Codon degeneracy and codon usage by organisms is an interesting and challenging problem. Researchers demonstrated the relation between codon usage and various functions or properties of genes and proteins, such as gene regulation, translation rate, translation efficiency, mRNA stability, splicing, and protein domains. Researchers usually represent segments of proteins responsible for specific functions or structures in a family of proteins as sequence patterns or motifs. We asked the question if organisms use the same codons in pattern segments as compared to the rest of the sequence.
We used the likelihood ratio test, Pearson’s chi-squared test, and mutual information to compare these two codon usages.
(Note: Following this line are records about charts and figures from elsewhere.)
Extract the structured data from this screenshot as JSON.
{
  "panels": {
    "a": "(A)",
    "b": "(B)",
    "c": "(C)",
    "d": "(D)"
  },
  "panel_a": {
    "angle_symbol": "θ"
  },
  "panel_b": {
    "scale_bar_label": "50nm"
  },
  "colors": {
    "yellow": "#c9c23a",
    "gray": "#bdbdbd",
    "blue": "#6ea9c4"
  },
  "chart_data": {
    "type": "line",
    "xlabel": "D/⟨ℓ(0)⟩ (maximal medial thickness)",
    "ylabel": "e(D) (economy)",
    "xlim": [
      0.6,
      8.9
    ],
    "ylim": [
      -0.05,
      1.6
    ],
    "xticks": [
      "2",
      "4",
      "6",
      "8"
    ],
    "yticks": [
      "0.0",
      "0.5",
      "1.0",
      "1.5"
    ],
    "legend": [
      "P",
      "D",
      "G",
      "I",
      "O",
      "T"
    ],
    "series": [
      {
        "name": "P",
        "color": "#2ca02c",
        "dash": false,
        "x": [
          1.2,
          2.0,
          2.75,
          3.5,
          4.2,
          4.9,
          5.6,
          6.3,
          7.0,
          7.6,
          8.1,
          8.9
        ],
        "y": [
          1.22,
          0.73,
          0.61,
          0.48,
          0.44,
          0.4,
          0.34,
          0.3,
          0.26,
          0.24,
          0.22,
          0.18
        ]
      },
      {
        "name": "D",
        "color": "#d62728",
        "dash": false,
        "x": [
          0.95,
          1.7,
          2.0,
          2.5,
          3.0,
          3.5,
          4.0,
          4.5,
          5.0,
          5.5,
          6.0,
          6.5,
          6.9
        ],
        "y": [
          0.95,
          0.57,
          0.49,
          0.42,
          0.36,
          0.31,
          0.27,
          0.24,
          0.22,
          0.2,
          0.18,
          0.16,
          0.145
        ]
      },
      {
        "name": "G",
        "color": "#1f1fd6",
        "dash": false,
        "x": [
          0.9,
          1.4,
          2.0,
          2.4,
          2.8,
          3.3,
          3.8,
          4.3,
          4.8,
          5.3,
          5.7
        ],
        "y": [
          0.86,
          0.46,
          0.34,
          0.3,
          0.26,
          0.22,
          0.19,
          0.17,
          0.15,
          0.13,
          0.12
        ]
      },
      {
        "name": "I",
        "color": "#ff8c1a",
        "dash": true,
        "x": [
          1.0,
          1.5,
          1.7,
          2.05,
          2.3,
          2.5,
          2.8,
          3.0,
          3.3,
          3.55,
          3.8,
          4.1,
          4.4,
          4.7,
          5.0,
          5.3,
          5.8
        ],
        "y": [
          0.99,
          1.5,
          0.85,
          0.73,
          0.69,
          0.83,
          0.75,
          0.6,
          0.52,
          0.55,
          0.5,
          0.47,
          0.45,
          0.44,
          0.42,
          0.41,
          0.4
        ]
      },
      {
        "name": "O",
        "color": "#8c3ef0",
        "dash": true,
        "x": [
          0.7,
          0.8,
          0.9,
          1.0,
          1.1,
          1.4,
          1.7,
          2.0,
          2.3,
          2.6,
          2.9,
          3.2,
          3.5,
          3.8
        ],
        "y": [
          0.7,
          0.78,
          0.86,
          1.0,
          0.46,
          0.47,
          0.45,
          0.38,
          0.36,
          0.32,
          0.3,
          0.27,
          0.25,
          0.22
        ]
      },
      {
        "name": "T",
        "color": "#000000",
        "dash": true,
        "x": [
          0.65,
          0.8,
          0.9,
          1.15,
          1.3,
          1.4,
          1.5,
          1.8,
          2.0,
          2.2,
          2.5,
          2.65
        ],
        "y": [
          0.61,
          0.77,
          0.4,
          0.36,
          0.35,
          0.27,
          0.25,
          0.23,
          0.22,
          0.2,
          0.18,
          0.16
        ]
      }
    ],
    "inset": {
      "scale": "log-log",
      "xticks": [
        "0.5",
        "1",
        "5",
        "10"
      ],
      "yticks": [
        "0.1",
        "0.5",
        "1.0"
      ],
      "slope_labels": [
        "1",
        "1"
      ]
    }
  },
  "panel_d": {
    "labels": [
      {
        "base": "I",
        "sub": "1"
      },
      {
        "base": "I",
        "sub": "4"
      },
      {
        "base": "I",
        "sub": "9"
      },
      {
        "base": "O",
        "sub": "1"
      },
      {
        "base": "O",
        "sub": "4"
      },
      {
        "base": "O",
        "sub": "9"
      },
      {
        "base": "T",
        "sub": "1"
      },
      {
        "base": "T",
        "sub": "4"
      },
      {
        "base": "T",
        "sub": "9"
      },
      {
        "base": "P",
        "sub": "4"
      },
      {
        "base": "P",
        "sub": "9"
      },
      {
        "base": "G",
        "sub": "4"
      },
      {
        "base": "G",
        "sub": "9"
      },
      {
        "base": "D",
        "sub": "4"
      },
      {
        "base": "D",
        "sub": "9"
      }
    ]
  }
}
We showed that codon usage, in segments of genes that code for a given pattern or motif in a group of proteins, varied from the rest of the gene. The codon usage in these segments was not random. Amino acids with larger number of codons used more specific codon ratios in these segments. We studied the number of amino acids in the pattern (pattern length). As patterns got longer, there was a slight decrease in the fraction of patterns with significant different codon usage in the pattern region as compared to codon usage in the gene region. We defined a measure of specificity of protein patterns, and studied its relation to the codon usage. The difference in the codon usage between pattern region and gene region, was less for the patterns with higher specificity.
We provided a hypothesis that there are segments on genes that affect the codon usage and thus influence protein translation speed, and these regions are the regions that code protein pattern regions.